L’inquinamento cala soprattutto nell’Italia centrale
Analizziamo ora i dati a livello macroregionale. Si tratta in questo caso della media registrata dai comuni capoluogo di provincia e delle città metropolitane delle singole macroregioni. Infatti, l’evoluzione dell’inquinamento atmosferico negli ambienti urbani ha visto un andamento differente non soltanto nel caso di città più grandi e più piccole, ma anche a seconda della localizzazione.
A riportare il miglioramento più marcato rispetto ai livelli del biennio 2013/14 è stato il centro, dove il valore si è ridotto di 8,4 punti percentuali. Segue il mezzogiorno con una variazione di 5,8 punti.
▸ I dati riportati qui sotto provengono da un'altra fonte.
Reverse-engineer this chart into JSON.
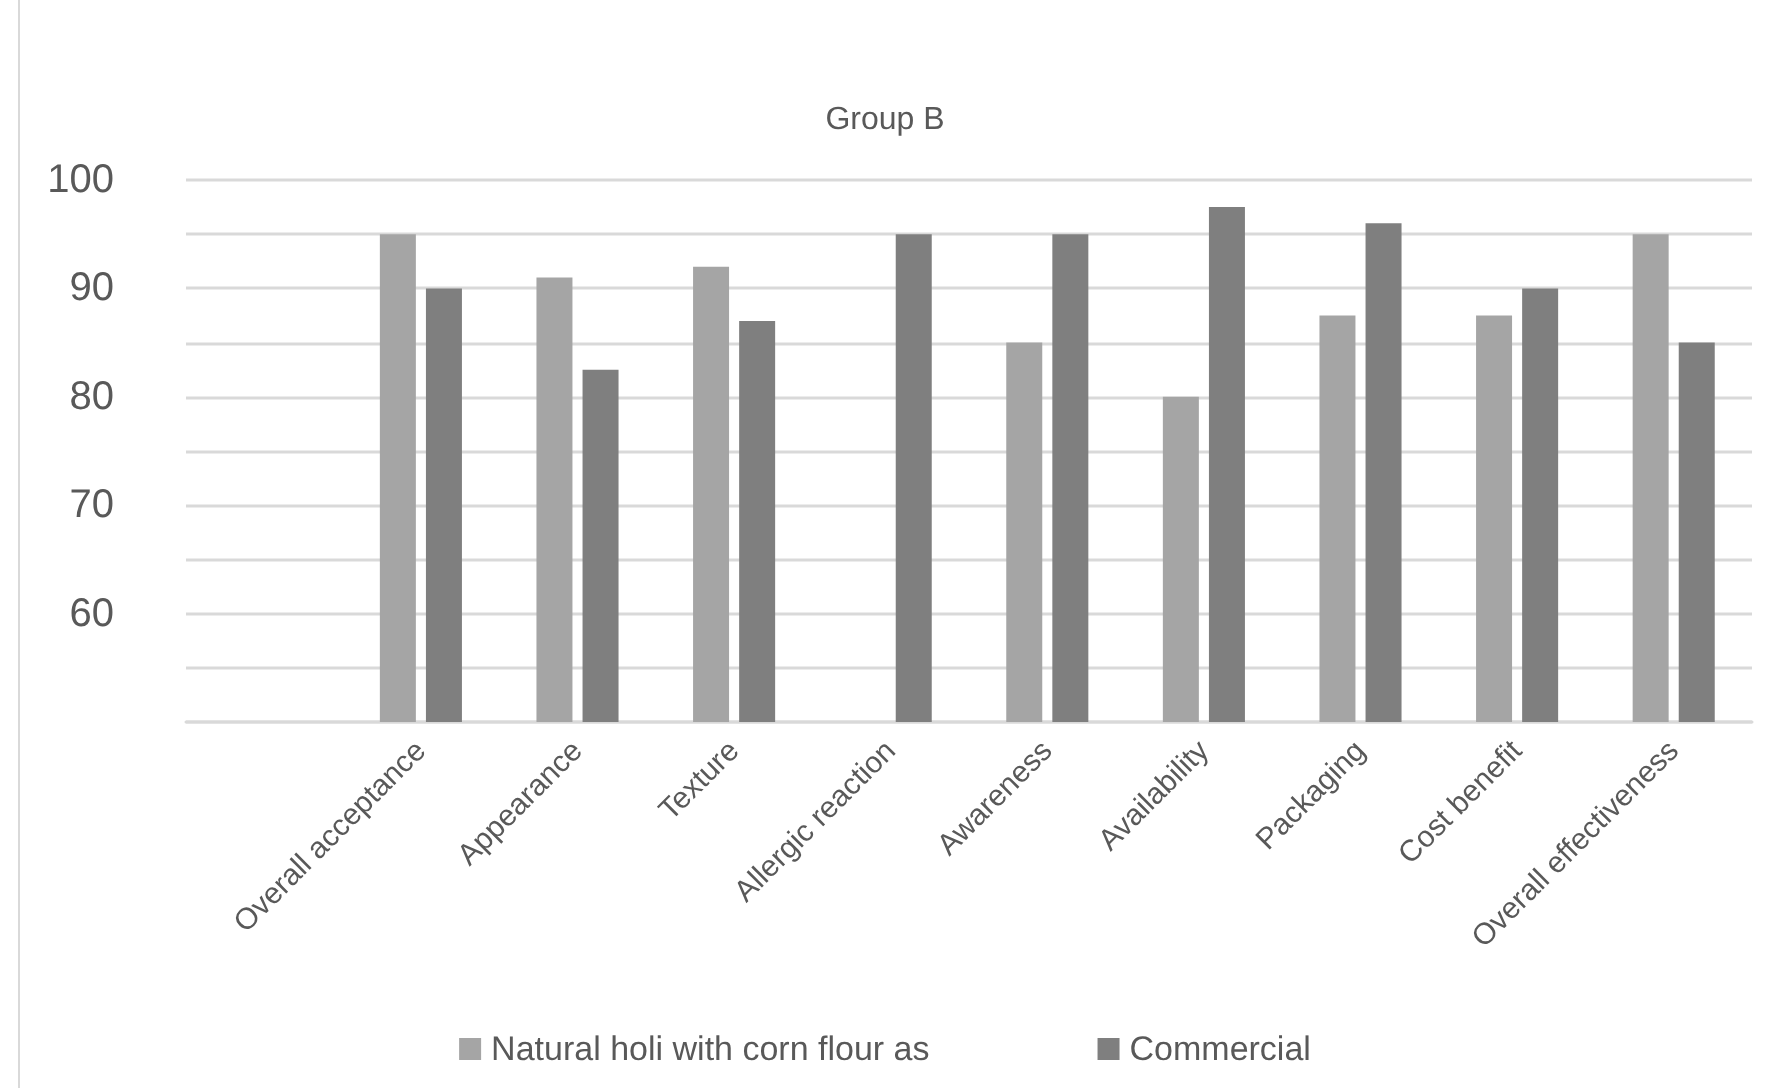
{
  "chart_data": {
    "type": "bar",
    "title": "Group B",
    "categories": [
      null,
      "Overall acceptance",
      "Appearance",
      "Texture",
      "Allergic reaction",
      "Awareness",
      "Availability",
      "Packaging",
      "Cost benefit",
      "Overall effectiveness"
    ],
    "series": [
      {
        "name": "Natural holi with corn flour as",
        "color": "#a5a5a5",
        "values": [
          null,
          95,
          91,
          92,
          null,
          85,
          80,
          87.5,
          87.5,
          95
        ]
      },
      {
        "name": "Commercial",
        "color": "#7f7f7f",
        "values": [
          null,
          90,
          82.5,
          87,
          95,
          95,
          97.5,
          96,
          90,
          85
        ]
      }
    ],
    "ylim": [
      50,
      100
    ],
    "yticks": [
      {
        "value": 50,
        "label": null
      },
      {
        "value": 55,
        "label": null
      },
      60,
      {
        "value": 65,
        "label": null
      },
      70,
      {
        "value": 75,
        "label": null
      },
      80,
      {
        "value": 85,
        "label": null
      },
      90,
      {
        "value": 95,
        "label": null
      },
      100
    ],
    "grid": "y",
    "legend": "bottom"
  }
}
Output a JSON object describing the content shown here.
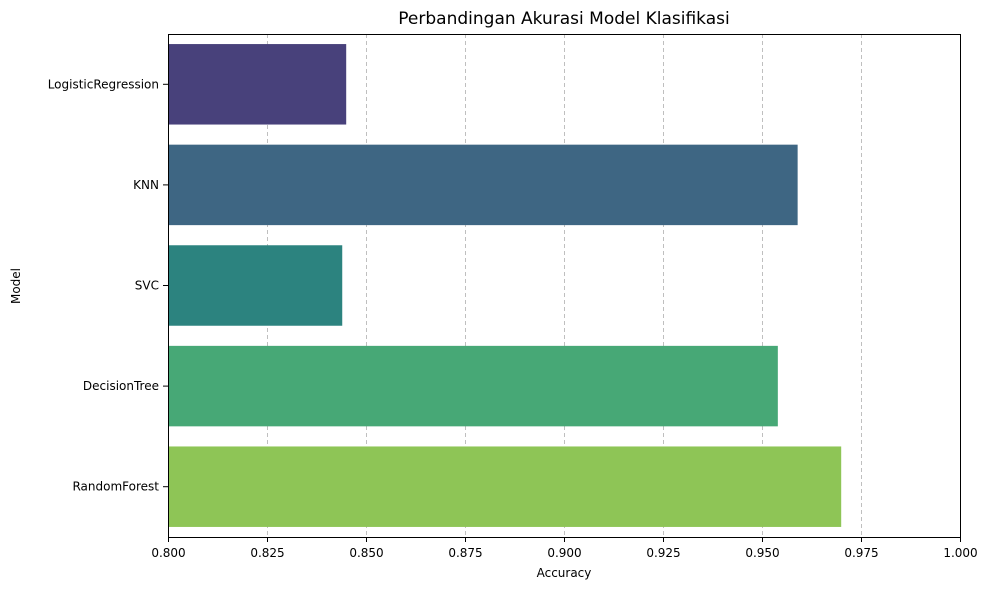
{
  "chart_data": {
    "type": "bar",
    "orientation": "horizontal",
    "title": "Perbandingan Akurasi Model Klasifikasi",
    "xlabel": "Accuracy",
    "ylabel": "Model",
    "xlim": [
      0.8,
      1.0
    ],
    "xticks": [
      "0.800",
      "0.825",
      "0.850",
      "0.875",
      "0.900",
      "0.925",
      "0.950",
      "0.975",
      "1.000"
    ],
    "grid": "x-dashed",
    "categories": [
      "LogisticRegression",
      "KNN",
      "SVC",
      "DecisionTree",
      "RandomForest"
    ],
    "values": [
      0.845,
      0.959,
      0.844,
      0.954,
      0.97
    ],
    "colors": [
      "#48417b",
      "#3e6683",
      "#2c837f",
      "#47a876",
      "#8ec556"
    ]
  }
}
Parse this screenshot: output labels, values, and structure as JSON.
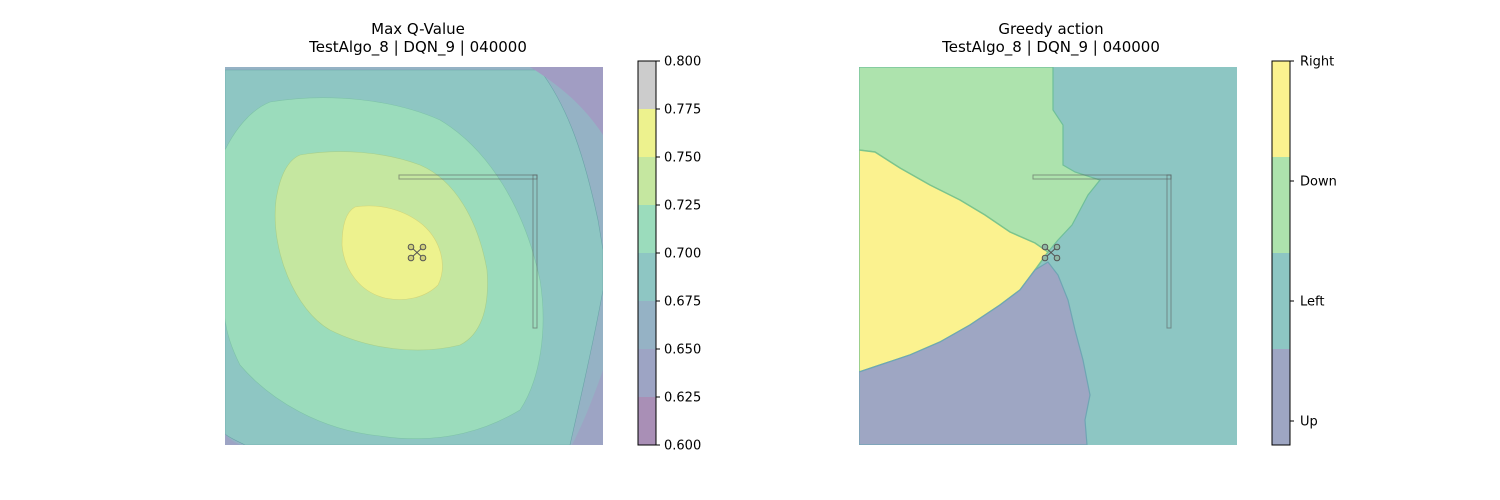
{
  "chart_data": [
    {
      "type": "heatmap",
      "title": "Max Q-Value",
      "subtitle": "TestAlgo_8 | DQN_9 | 040000",
      "colorbar": {
        "levels": [
          0.6,
          0.625,
          0.65,
          0.675,
          0.7,
          0.725,
          0.75,
          0.775,
          0.8
        ],
        "tick_labels": [
          "0.600",
          "0.625",
          "0.650",
          "0.675",
          "0.700",
          "0.725",
          "0.750",
          "0.775",
          "0.800"
        ],
        "colors": [
          "#a98fb6",
          "#9da4c4",
          "#95b2c5",
          "#8ec6c3",
          "#9bdcbc",
          "#c5e7a0",
          "#edf28e"
        ]
      },
      "peak_value": 0.79,
      "grid": false
    },
    {
      "type": "heatmap",
      "title": "Greedy action",
      "subtitle": "TestAlgo_8 | DQN_9 | 040000",
      "categories": [
        "Up",
        "Left",
        "Down",
        "Right"
      ],
      "colors": {
        "Up": "#9ea6c3",
        "Left": "#8dc6c3",
        "Down": "#ade3ad",
        "Right": "#fbf28f"
      },
      "grid": false
    }
  ]
}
Il nord ha registrato il cambiamento più modesto se consideriamo il dato del 2013/14 (-3,4 punti), ma ha comunque riportato una variazione di 10 punti rispetto al picco (corrispondente al biennio 2015/16).
Cala lievemente l’inquinamento rilevato nei centri urbani
La quota di superamenti sul totale delle misurazioni nei centri urbani, per macroarea (2013-2021)
I dati si riferiscono alla media di due anni e sono relativi alle misurazioni che hanno rilevato un superamento dei limiti sull’inquinamento atmosferico. Si considerano particolato fine (Pm10 e Pm2,5), biossido di azoto (No2) e ozono (O3).
FONTE: elaborazione openpolis su dati Istat
(consultati: venerdì 24 Marzo 2023)
Il nord è l’area dove si registrano più superamenti dei limiti rispetto al totale delle misurazioni (negli anni, sempre oltre il 30%), mentre al centro e soprattutto al sud la quota risulta più contenuta. Fino al 2018 in tutte le macroregioni si è verificato un calo.
Tuttavia nei due anni successivi si riporta un leggero aumento sia al nord (+0,4 punti percentuali) che, soprattutto, nel mezzogiorno (+2). Mentre il centro riporta anche in questo caso una diminuzione (-0,5).